About
Houston’s East End and Fifth Ward have carried more than their share.
Decades of industrial facilities, freight corridors, and infrastructure decisions have concentrated environmental burden, blocked crossings, and limited mobility in communities of color — while wealthier parts of the city were spared.
Now, Union Pacific and Norfolk Southern want to merge into the largest freight railroad in North American history. And if history is any guide, our most overburdened communities will be asked to absorb the consequences once again.
Not Another Houston means exactly what it says. Not another generation of decisions made over our heads. Not another infrastructure project that treats the East End and Fifth Ward as the path of least resistance.

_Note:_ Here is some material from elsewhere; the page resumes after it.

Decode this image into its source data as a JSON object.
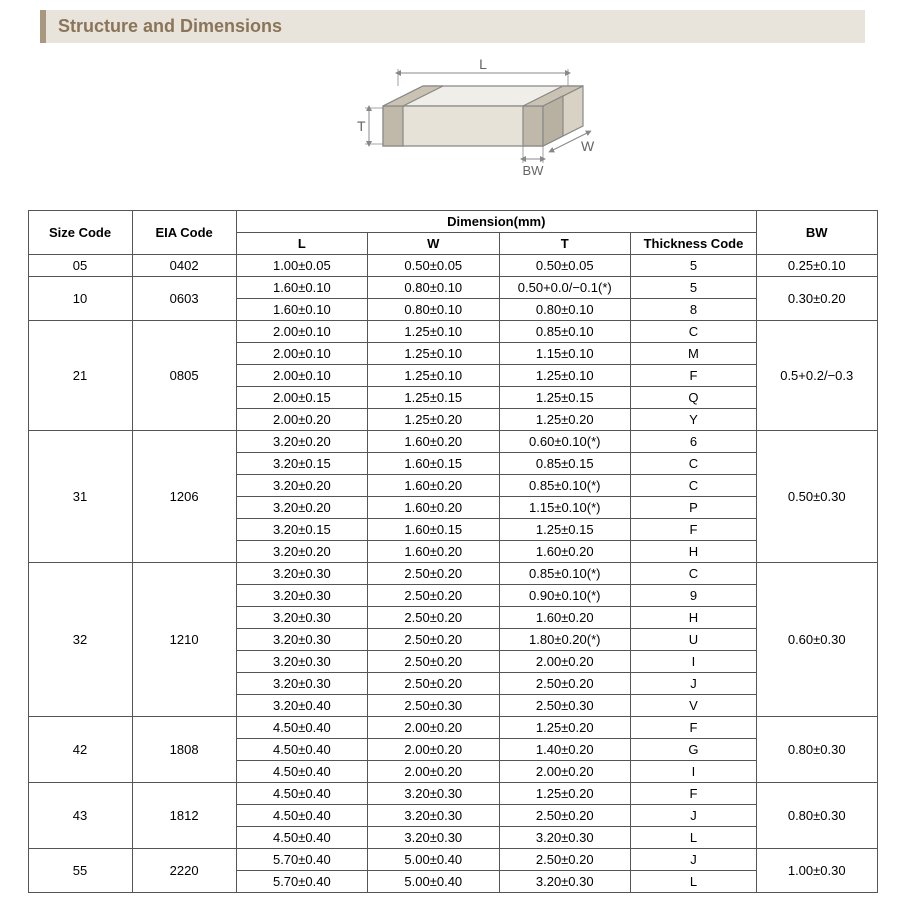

Not another empty promise.
This fight isn’t over, and neither are we.
Not another Houston
Houston Has Been Here Before — and the STB Knows It
When the STB approved the CPKC merger in 2023, Houston’s East End was already under strain from three active rail corridors forming what residents call the “train trap triangle.”
The STB acknowledged the risk, warning that if CPKC’s traffic increases proved worse than projected, it would step in to address congestion in Houston. It imposed no proactive infrastructure requirements.
Harris County Commissioner Rodney Ellis called it out directly during those proceedings: it is “morally imperative” that the impact on Houston’s most vulnerable communities be fully studied before a merger moves forward. It wasn’t then. It hasn’t been since.
The result? A 10-minute blocked crossing reporting threshold that emergency responders say is dangerously inadequate. Waste removal is blocked from reaching landfills. Children are climbing through stalled rail cars to get to school. And now, a proposed UP-NS merger that would dwarf CPKC in scale — running through the same corridors, through the same neighborhoods, with the same communities bearing the cost.
The STB said it didn’t want Houston to become a problem. It already is one. The UP-NS merger cannot move forward without enforceable, community-level protections for Houston’s East End — not promises, not liaison committees, not a 10-minute rule. Real conditions. Real accountability.